Its length was estimated at 6.7 to 7.0 metres, which is between 22 and 23 feet.
This would make the biggest great white shark ever recorded, but it remains unratified.
How great white sharks are measured
The trouble with measuring great white sharks is:
No-one wants to be close-up to them in water.
They have never been bred in captivity (for some reason they do not thrive away from the ocean).
They are very difficult to catch and land.
Great white sharks are protected in many oceans of the world, and so are not taken out of the water.
Dead great white sharks are eaten at sea by other sharks, and so seldom do their carcases wash up on a beach.
That said, programs are now underway to tag certain smaller specimens, and as they grow scientists will be able to take readings from those tags (they are linked up to satellites). It is hoped in future that man may learn much more about this amazing beast, as relatively little is known now.
Great white sharks, as we know them today, have been around for at least 11 million years, and their ancestors existed on Earth 400 million years ago, which is 200 million years before the dinosaur appeared.
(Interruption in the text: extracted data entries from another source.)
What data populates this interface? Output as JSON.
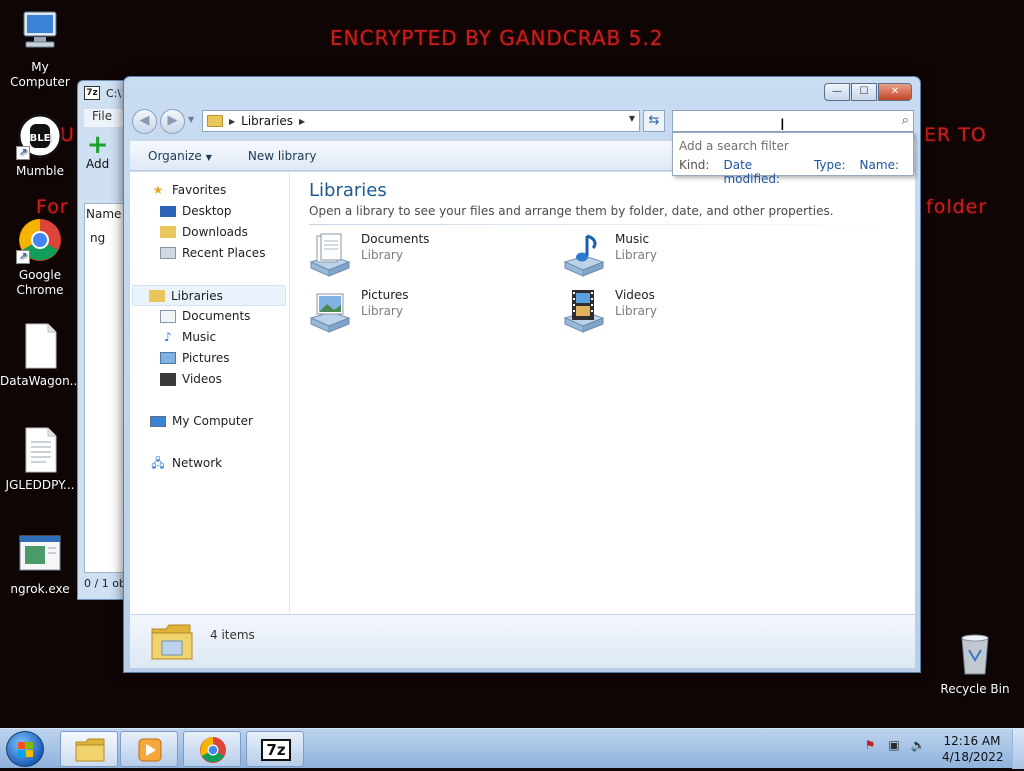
{
  "wallpaper": {
    "title": "ENCRYPTED BY GANDCRAB 5.2",
    "left_fragment_1": "U",
    "left_fragment_2": "For",
    "right_fragment_1": "ER TO",
    "right_fragment_2": "folder"
  },
  "desktop_icons": [
    {
      "label": "My Computer"
    },
    {
      "label": "Mumble"
    },
    {
      "label": "Google Chrome"
    },
    {
      "label": "DataWagon..."
    },
    {
      "label": "JGLEDDPY..."
    },
    {
      "label": "ngrok.exe"
    },
    {
      "label": "Recycle Bin"
    }
  ],
  "bg_window": {
    "app_badge": "7z",
    "title": "C:\\",
    "file_menu": "File",
    "add_label": "Add",
    "col_name": "Name",
    "row_1": "ng",
    "status": "0 / 1 ob"
  },
  "explorer": {
    "caption": {
      "min": "—",
      "max": "☐",
      "close": "✕"
    },
    "address": {
      "crumb": "Libraries"
    },
    "search": {
      "value": "",
      "placeholder": ""
    },
    "search_popup": {
      "hint": "Add a search filter",
      "kind_label": "Kind:",
      "filters": [
        "Date modified:",
        "Type:",
        "Name:"
      ]
    },
    "toolbar": {
      "organize": "Organize",
      "new_library": "New library"
    },
    "nav": {
      "favorites": "Favorites",
      "desktop": "Desktop",
      "downloads": "Downloads",
      "recent": "Recent Places",
      "libraries": "Libraries",
      "documents": "Documents",
      "music": "Music",
      "pictures": "Pictures",
      "videos": "Videos",
      "computer": "My Computer",
      "network": "Network"
    },
    "main": {
      "title": "Libraries",
      "description": "Open a library to see your files and arrange them by folder, date, and other properties.",
      "libraries": [
        {
          "name": "Documents",
          "type": "Library"
        },
        {
          "name": "Music",
          "type": "Library"
        },
        {
          "name": "Pictures",
          "type": "Library"
        },
        {
          "name": "Videos",
          "type": "Library"
        }
      ]
    },
    "details": {
      "count": "4 items"
    }
  },
  "taskbar": {
    "time": "12:16 AM",
    "date": "4/18/2022",
    "sevenzip_badge": "7z"
  },
  "colors": {
    "wallpaper_text": "#c81e1e",
    "title_blue": "#1e5b92",
    "window_frame": "#c9dcf1"
  }
}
Dark, fearsome predators and widely believed to be top of the oceanic food chain, man has long held a deep fascination and an even deeper respect for the great white shark.
Made from cartilage instead of bone, accurately measuring great white sharks is difficult, especially when they are alive.
Dead great white shark found in Mexico April 2012
Two Mexican fishermen caught more than they bargained for in their nets – a 2000lb great white shark measuring almost 20ft in length.
The shark was already dead, but they towed it the one and a half miles to shore where others helped drag the giant great shark up the beach onto dry land.
It took more than 50 men to drag the shark from the shore to the docks, where it was later cut up and served to the townsfolk to eat.